MC: The final poem in this collection “The Future is Slow,” begins with the beautiful first line, “Slow is the work, the becoming,” which reads like a call to action, a resistance to the hyper-productive pace of our world that harms us and looking toward a more inclusive, community-minded future. How did you arrive at this as the final poem, and what do you hope lingers with readers after they step away?
TCWL: As I was putting this collection together, I knew I wanted to end with this poem as a kind of incantation for the future. I often think of this poem as a complement to an earlier poem in the collection, “Incantation for Access,” which tries to will into being accessibility into a world still so hostile to disabled people.
As a disabled scholar, I’ve been thinking a lot about the capitalistic expectations of productivity as constant and high-speed and which bodyminds are seen as unable to “keep up” or “meet demands.” During the composition of poems that would eventually become this collection, I had been reading about the “slow scholarship” movement and what it might mean to embrace slowness as a deliberate anticapitalist mode of doing intellectual labor in the academy. While there have been rightful critiques of who gets to “slow down” in a culture of higher education that still exploits and abuses adjuncts and other contingent laborers, I think taking seriously how disabled scholars and activists have called for a fuller, revolutionary embrace of “crip time”—the reorientation of time toward meeting bodyminds where they are really at rather than force them into compliance with structures that do not care about actual needs—feels particularly urgent at a cultural moment when hyperproductivity is leaving so many people behind, especially the most vulnerable.

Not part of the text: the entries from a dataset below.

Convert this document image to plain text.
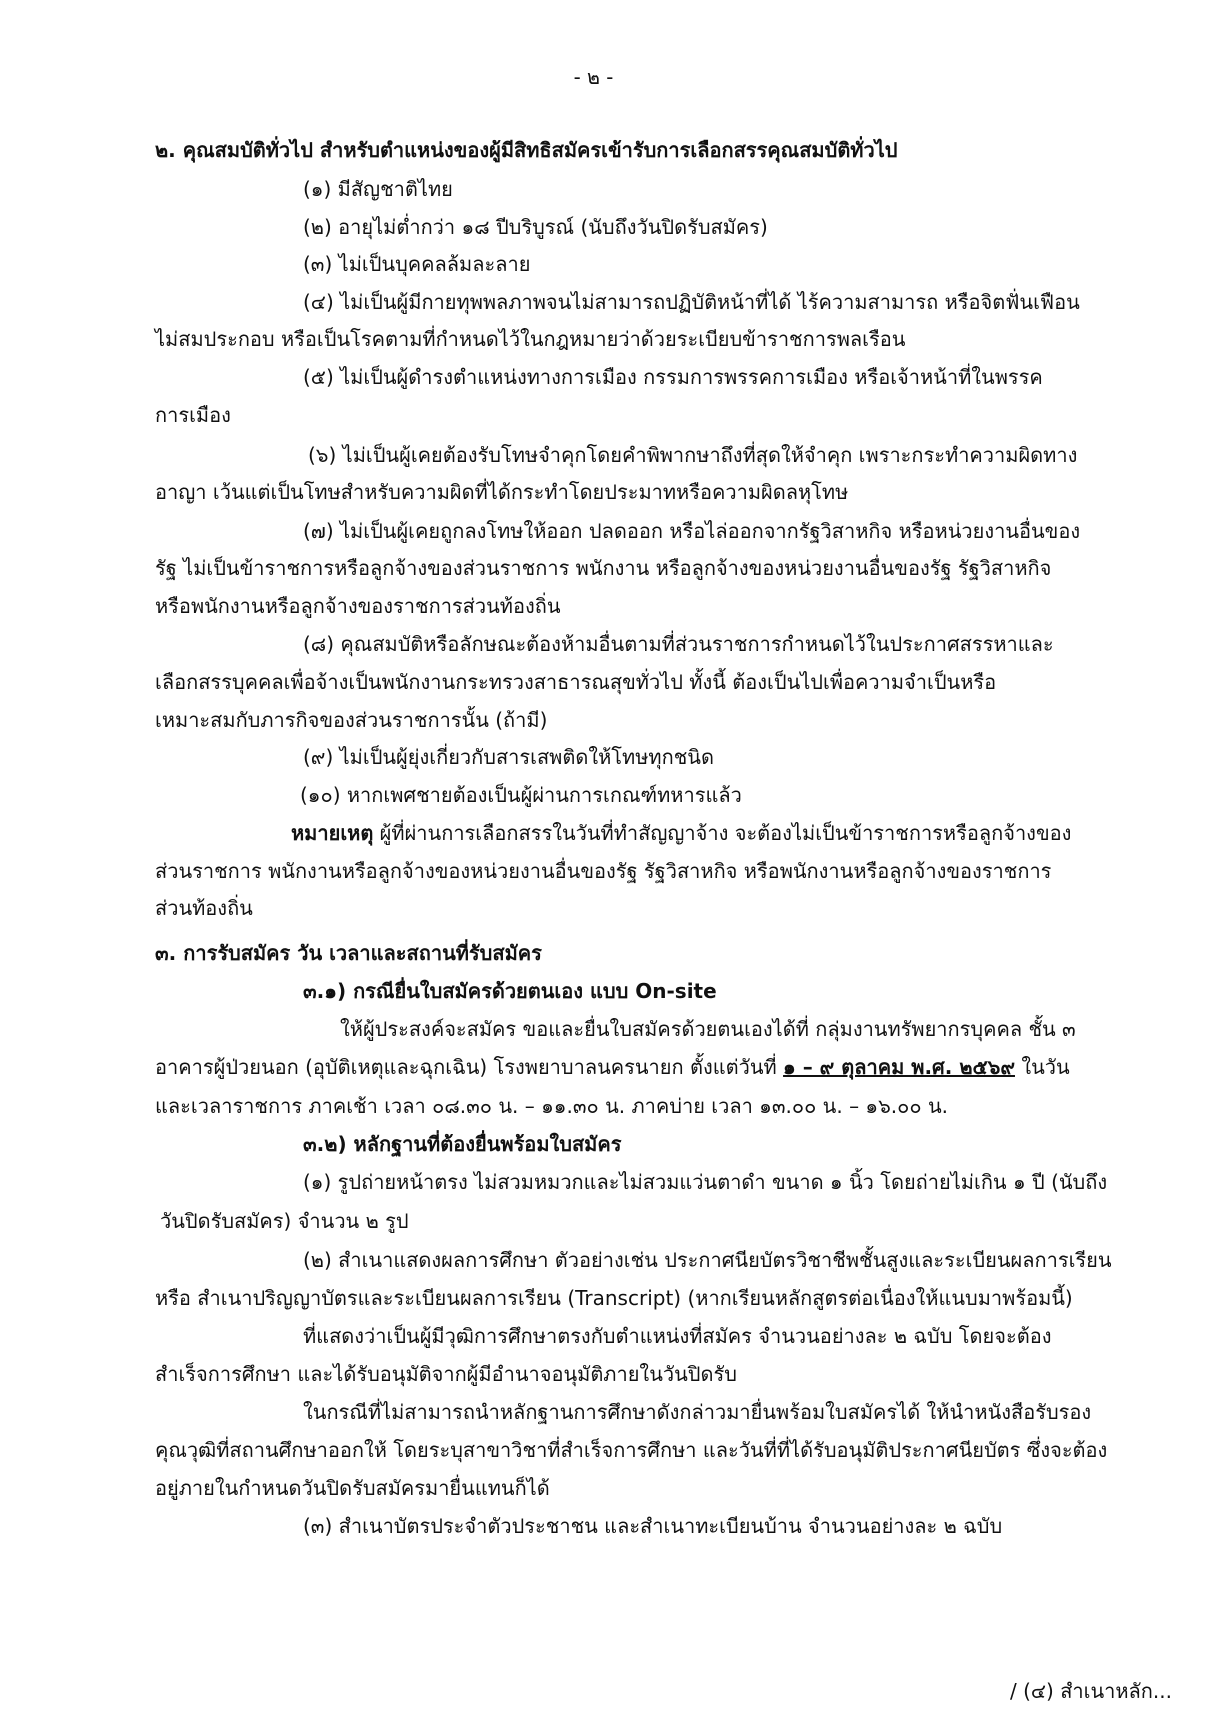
- ๒ -
๒. คุณสมบัติทั่วไป สำหรับตำแหน่งของผู้มีสิทธิสมัครเข้ารับการเลือกสรรคุณสมบัติทั่วไป
(๑) มีสัญชาติไทย
(๒) อายุไม่ต่ำกว่า ๑๘ ปีบริบูรณ์ (นับถึงวันปิดรับสมัคร)
(๓) ไม่เป็นบุคคลล้มละลาย
(๔) ไม่เป็นผู้มีกายทุพพลภาพจนไม่สามารถปฏิบัติหน้าที่ได้ ไร้ความสามารถ หรือจิตฟั่นเฟือน
ไม่สมประกอบ หรือเป็นโรคตามที่กำหนดไว้ในกฎหมายว่าด้วยระเบียบข้าราชการพลเรือน
(๕) ไม่เป็นผู้ดำรงตำแหน่งทางการเมือง กรรมการพรรคการเมือง หรือเจ้าหน้าที่ในพรรค
การเมือง
(๖) ไม่เป็นผู้เคยต้องรับโทษจำคุกโดยคำพิพากษาถึงที่สุดให้จำคุก เพราะกระทำความผิดทาง
อาญา เว้นแต่เป็นโทษสำหรับความผิดที่ได้กระทำโดยประมาทหรือความผิดลหุโทษ
(๗) ไม่เป็นผู้เคยถูกลงโทษให้ออก ปลดออก หรือไล่ออกจากรัฐวิสาหกิจ หรือหน่วยงานอื่นของ
รัฐ ไม่เป็นข้าราชการหรือลูกจ้างของส่วนราชการ พนักงาน หรือลูกจ้างของหน่วยงานอื่นของรัฐ รัฐวิสาหกิจ
หรือพนักงานหรือลูกจ้างของราชการส่วนท้องถิ่น
(๘) คุณสมบัติหรือลักษณะต้องห้ามอื่นตามที่ส่วนราชการกำหนดไว้ในประกาศสรรหาและ
เลือกสรรบุคคลเพื่อจ้างเป็นพนักงานกระทรวงสาธารณสุขทั่วไป ทั้งนี้ ต้องเป็นไปเพื่อความจำเป็นหรือ
เหมาะสมกับภารกิจของส่วนราชการนั้น (ถ้ามี)
(๙) ไม่เป็นผู้ยุ่งเกี่ยวกับสารเสพติดให้โทษทุกชนิด
(๑๐) หากเพศชายต้องเป็นผู้ผ่านการเกณฑ์ทหารแล้ว
หมายเหตุ ผู้ที่ผ่านการเลือกสรรในวันที่ทำสัญญาจ้าง จะต้องไม่เป็นข้าราชการหรือลูกจ้างของ
ส่วนราชการ พนักงานหรือลูกจ้างของหน่วยงานอื่นของรัฐ รัฐวิสาหกิจ หรือพนักงานหรือลูกจ้างของราชการ
ส่วนท้องถิ่น
๓. การรับสมัคร วัน เวลาและสถานที่รับสมัคร
๓.๑) กรณียื่นใบสมัครด้วยตนเอง แบบ On-site
ให้ผู้ประสงค์จะสมัคร ขอและยื่นใบสมัครด้วยตนเองได้ที่ กลุ่มงานทรัพยากรบุคคล ชั้น ๓
อาคารผู้ป่วยนอก (อุบัติเหตุและฉุกเฉิน) โรงพยาบาลนครนายก ตั้งแต่วันที่ ๑ – ๙ ตุลาคม พ.ศ. ๒๕๖๙ ในวัน
และเวลาราชการ ภาคเช้า เวลา ๐๘.๓๐ น. – ๑๑.๓๐ น. ภาคบ่าย เวลา ๑๓.๐๐ น. – ๑๖.๐๐ น.
๓.๒) หลักฐานที่ต้องยื่นพร้อมใบสมัคร
(๑) รูปถ่ายหน้าตรง ไม่สวมหมวกและไม่สวมแว่นตาดำ ขนาด ๑ นิ้ว โดยถ่ายไม่เกิน ๑ ปี (นับถึง
วันปิดรับสมัคร) จำนวน ๒ รูป
(๒) สำเนาแสดงผลการศึกษา ตัวอย่างเช่น ประกาศนียบัตรวิชาชีพชั้นสูงและระเบียนผลการเรียน
หรือ สำเนาปริญญาบัตรและระเบียนผลการเรียน (Transcript) (หากเรียนหลักสูตรต่อเนื่องให้แนบมาพร้อมนี้)
ที่แสดงว่าเป็นผู้มีวุฒิการศึกษาตรงกับตำแหน่งที่สมัคร จำนวนอย่างละ ๒ ฉบับ โดยจะต้อง
สำเร็จการศึกษา และได้รับอนุมัติจากผู้มีอำนาจอนุมัติภายในวันปิดรับ
ในกรณีที่ไม่สามารถนำหลักฐานการศึกษาดังกล่าวมายื่นพร้อมใบสมัครได้ ให้นำหนังสือรับรอง
คุณวุฒิที่สถานศึกษาออกให้ โดยระบุสาขาวิชาที่สำเร็จการศึกษา และวันที่ที่ได้รับอนุมัติประกาศนียบัตร ซึ่งจะต้อง
อยู่ภายในกำหนดวันปิดรับสมัครมายื่นแทนก็ได้
(๓) สำเนาบัตรประจำตัวประชาชน และสำเนาทะเบียนบ้าน จำนวนอย่างละ ๒ ฉบับ
/ (๔) สำเนาหลัก...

This final poem wishes for a slowness we all deserve, that we all need to live more fully even if that means nothing is being “done,” “made,” or “contributed.” We should never need to do any of these things to earn the right to live on our own terms.

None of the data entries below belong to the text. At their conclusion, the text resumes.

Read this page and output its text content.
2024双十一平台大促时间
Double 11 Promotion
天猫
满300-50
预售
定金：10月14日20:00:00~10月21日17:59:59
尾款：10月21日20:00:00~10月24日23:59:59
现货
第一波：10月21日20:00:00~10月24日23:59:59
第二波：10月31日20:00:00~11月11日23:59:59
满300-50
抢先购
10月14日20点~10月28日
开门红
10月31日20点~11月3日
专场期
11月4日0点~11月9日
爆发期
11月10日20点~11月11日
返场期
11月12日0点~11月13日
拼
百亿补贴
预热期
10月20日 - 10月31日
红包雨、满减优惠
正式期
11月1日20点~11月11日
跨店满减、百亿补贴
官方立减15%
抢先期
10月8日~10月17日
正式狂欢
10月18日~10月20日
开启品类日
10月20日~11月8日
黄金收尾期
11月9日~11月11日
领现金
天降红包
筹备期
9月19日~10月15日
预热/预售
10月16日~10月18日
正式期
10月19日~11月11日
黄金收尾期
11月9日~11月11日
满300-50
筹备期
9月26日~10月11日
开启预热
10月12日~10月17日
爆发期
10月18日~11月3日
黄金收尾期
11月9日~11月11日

Travis Chi Wing Lau (he/him/his) is the author of three previous chapbook collections: The Bone Setter (Damaged Goods Press, 2019), Paring (Finishing Line Press, 2020), and Vagaries (Fork Tine Press, 2022). His poetry has appeared in The Academy of American Poets’ “Poem-A-Day” series, The Asian American Writers’ Workshop’s The Margins series, Cincinnati Review, Foglifter and many other publications. He was the winner of the Christopher Hewitt Award for Poetry (2019) and a recipient of the Greater Columbus Arts Council’s Artists Elevated Prize (2024). He is co-editor of Every Place on the Map Is Disabled: Poems and Essays on Disability (Northwestern University Press, 2026). He currently teaches eighteenth and nineteenth-century British literature and culture, health humanities, and disability studies at Kenyon college and lives in Columbus, Ohio.

Mialise Carney is a writer whose stories and essays have appeared in swamp pink, Booth, Washington Square Review, and other places. She is a PhD student in creative writing and literature at the University of Cincinnati, where she reads for The Cincinnati Review and teaches writing.